Enjoy Mediterranean meals
According to studies involving 140,000 people, the odds of developing diabetes are 21 percent lower for those who follow a Mediterranean diet—building meals around plant-based foods, including fruits and vegetables, beans, nuts, whole grains, and olive oil.
Fish and chicken are eaten regularly but not red meat, butter, or sweets. Phytonutrients and fiber in the plant foods help maintain healthy blood sugar levels, and the olive oil might reduce inflammation.
Eating more anthocyanins—the nutrients that give grapes and berries their bright red and blue colors—was linked to healthy blood sugar levels in a new British study. One portion a day of grapes or berries can have the same impact on blood sugar as a one-point reduction in your body mass index, says researcher Aedin Cassidy of Norwich Medical School.
Don’t skip breakfast
If you frequently miss a morning meal, you’ll be more likely to develop type 2 diabetes. Eating breakfast may help stabilize blood sugar throughout the day. Prepare a healthy blend of protein, complex carbs, and fat—yogurt mixed with fruit and nuts, for example.
Starting the day with lots of simple carbs (such as a bagel and OJ) is just as bad for your blood sugar as skipping the meal, according to experiments at the University of Minnesota.
Sweat and strengthen
Women who did both cardio (at least two and a half hours) and strength training (at least one hour) every week had the lowest diabetes risk—about one third less than that of non-exercisers. After an exercise session, your muscles take up more glucose from the bloodstream. As you become more fit over time, cells become more sensitive to insulin.

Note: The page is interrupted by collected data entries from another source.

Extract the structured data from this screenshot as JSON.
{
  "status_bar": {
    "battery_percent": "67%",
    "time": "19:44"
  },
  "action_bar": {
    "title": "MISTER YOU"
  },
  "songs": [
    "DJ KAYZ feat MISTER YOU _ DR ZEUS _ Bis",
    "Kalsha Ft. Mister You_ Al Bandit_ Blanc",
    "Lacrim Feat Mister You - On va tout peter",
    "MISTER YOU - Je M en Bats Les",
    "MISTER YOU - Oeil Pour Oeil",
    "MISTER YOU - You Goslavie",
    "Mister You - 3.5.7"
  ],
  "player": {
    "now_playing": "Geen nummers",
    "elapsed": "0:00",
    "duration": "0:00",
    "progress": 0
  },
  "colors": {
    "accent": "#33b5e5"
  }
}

Step away from the desk (and the TV)
Walk around for two minutes after every 20 you spend sitting down. A new study from England indicates that regular walking breaks promote healthy blood sugar levels and lessen spikes in your blood sugar after you eat.
Examine your medicine cabinet
Drugs for common conditions—such as steroids to control asthma, statins to improve cholesterol levels, and diuretics to lower blood pressure—may raise blood sugar. Ask your doctor whether other medications can treat your condition without such side effects.